(488d) Modeling Adsorption Capacity of Ag/SSZ-13 Zeolite: A Bayesian Update from Experiments
AIChE Annual Meeting
2020
2020 Virtual AIChE Annual Meeting
Catalysis and Reaction Engineering Division
New Developments in Computational Catalysis II: Adsorption and Systems at Non-Ideal Conditions
Wednesday, November 18, 2020 - 8:45am to 9:00am
Three potential adsorption sites within Ag/SSZ-13 zeolite are compared for their ethylene adsorption capacity. The dominant adsorption site of Ag/SSZ-13 is determined as a foundation for the rational design of zeolite adsorbing materials. Ethylene acts as a model hydrocarbon molecule in this work to stand in for vehicle exhaust, because Ag/SSZ-13 is a candidate material for trapping vehicle emissions during cold-start.1 The three active sites studied are the intended Ag ion exchanged with an H in the zeolite framework, an H site (known as a Brønsted acid site) and Ag2O which may form as a non-zeolite adsorption site during the Ag ion exchange synthesis. Density functional theory (DFT) calculations are conducted using the BEEF-vdw2 functional for up to two ethylene molecules per adsorption site. A microkinetic model parameterized by the DFT predicts the ethylene adsorption capacity for shifting ethylene feed gas concentrations at 100°C. Experimental observations are taken at matching conditions as simulations. The DFT energies and their uncertainties for each adsorption site are updated from experiments using a Bayesian statistical framework. Likewise, an updated ethylene adsorption capacity with uncertainty is obtained for each adsorption site by the Bayesian update. Finally, the adsorption site consisting of the Ag ion of Ag/SSZ-13 is further investigated for water co-adsorption with ethylene. Water is also a feature of vehicle emissions. DFT calculations, experimental observations and a Bayesian update further advance this model for the two-component adsorption.
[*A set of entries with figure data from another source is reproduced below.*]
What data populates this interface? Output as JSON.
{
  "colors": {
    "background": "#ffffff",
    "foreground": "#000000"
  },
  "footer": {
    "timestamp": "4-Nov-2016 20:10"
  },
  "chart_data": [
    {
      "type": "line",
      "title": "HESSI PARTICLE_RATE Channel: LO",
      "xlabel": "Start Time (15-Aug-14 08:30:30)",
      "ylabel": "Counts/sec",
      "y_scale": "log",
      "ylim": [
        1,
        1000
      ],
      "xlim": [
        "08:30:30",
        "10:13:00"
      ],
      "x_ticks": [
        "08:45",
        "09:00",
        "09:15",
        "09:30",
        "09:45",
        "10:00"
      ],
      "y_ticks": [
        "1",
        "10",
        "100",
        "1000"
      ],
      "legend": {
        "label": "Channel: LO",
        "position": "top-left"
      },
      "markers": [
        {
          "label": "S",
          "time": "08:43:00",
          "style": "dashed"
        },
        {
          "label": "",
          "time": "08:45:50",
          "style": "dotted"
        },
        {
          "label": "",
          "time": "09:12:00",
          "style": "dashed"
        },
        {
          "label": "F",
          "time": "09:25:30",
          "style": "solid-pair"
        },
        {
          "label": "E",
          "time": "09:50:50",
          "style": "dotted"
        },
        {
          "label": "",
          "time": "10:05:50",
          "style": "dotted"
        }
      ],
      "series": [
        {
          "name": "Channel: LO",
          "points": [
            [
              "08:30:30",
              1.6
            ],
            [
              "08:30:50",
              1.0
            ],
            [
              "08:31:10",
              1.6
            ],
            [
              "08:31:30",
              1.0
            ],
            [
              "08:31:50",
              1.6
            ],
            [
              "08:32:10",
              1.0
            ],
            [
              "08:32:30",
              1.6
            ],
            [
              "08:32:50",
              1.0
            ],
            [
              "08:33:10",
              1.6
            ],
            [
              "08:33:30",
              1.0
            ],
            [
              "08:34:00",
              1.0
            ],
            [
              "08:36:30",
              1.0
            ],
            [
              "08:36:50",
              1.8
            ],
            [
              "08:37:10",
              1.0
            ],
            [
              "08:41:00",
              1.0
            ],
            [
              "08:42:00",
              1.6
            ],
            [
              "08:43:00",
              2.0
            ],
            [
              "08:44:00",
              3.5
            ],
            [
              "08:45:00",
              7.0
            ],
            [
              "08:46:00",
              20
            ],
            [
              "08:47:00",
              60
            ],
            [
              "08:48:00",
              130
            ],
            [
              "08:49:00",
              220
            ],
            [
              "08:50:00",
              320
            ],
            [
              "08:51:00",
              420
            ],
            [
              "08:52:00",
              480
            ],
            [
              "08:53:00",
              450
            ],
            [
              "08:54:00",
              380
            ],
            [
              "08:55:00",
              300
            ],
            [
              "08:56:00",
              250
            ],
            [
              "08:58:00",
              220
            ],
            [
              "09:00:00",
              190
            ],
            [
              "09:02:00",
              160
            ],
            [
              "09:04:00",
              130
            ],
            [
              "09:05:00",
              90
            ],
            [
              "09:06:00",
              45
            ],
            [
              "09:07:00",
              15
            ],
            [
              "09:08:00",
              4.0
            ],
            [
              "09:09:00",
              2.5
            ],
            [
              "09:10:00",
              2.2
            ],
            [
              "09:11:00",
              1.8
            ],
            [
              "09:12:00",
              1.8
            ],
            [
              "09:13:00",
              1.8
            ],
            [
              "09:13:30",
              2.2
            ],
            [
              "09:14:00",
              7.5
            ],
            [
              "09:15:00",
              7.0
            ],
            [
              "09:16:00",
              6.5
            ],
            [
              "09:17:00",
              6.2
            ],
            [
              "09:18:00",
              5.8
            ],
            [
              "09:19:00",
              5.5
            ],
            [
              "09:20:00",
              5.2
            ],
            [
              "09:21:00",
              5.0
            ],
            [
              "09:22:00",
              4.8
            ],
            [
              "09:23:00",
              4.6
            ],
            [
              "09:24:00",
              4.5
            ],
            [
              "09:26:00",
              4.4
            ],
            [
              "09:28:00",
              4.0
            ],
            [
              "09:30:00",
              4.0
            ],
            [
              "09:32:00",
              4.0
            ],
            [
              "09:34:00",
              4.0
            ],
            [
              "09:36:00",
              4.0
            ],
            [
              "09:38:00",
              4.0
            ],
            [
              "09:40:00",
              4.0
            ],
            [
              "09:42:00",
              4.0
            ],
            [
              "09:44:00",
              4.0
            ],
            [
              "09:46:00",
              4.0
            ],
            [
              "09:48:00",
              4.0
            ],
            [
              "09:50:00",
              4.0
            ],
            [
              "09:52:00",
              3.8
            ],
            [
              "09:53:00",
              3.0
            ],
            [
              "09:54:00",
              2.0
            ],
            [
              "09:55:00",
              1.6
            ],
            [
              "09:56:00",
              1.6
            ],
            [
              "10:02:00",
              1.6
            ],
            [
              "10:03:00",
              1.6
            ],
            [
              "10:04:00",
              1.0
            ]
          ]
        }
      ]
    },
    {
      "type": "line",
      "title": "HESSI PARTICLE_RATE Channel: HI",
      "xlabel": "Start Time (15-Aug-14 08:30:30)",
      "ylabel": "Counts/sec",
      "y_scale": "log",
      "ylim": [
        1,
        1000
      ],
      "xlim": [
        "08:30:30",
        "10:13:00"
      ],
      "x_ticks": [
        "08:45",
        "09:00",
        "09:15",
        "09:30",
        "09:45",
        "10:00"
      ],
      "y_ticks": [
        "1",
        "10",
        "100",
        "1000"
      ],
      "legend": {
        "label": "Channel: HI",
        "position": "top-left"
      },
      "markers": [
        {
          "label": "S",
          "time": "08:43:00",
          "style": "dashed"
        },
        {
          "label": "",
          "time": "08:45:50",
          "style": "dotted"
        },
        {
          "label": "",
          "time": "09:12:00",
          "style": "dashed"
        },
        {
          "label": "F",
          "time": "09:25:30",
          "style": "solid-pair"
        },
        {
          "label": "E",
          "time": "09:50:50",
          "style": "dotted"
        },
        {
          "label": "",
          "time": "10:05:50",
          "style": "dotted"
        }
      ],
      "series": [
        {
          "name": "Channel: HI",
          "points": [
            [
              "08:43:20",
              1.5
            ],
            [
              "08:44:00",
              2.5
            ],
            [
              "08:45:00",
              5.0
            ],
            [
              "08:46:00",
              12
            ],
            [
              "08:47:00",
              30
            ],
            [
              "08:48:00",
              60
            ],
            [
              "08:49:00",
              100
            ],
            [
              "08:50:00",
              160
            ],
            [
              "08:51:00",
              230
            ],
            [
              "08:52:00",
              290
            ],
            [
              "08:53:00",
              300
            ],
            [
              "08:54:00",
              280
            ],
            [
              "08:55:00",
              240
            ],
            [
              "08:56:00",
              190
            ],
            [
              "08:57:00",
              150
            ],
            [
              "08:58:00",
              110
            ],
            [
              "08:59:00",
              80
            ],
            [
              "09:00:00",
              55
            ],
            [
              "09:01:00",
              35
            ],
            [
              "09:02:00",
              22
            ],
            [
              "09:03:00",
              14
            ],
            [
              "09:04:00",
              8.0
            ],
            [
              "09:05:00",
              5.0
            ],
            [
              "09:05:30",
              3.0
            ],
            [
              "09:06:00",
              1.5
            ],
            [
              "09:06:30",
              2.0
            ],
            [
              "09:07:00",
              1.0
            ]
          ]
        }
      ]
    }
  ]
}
[1] Lee, J.; Theis, J. R.; Kyriakidou, E. A. Vehicle Emissions Trapping Materials: Successes, Challenges and the Path Forward. Appl. Catal. B- Environ. 2019, 243, 397-414.
[2] Wellendorff, J.; Lundgaard, K. T.; Møgelhøj, A.; Petzold, V.; Landis, D. D.; Nørskov, J. K.; Bligaard, T.; Jacobsen, K. W. Density Functionals for Surface Science: Exchange-Correlation Model Development with Bayesian Error Estimation. Phys. Rev. B 2012, 85, 235149.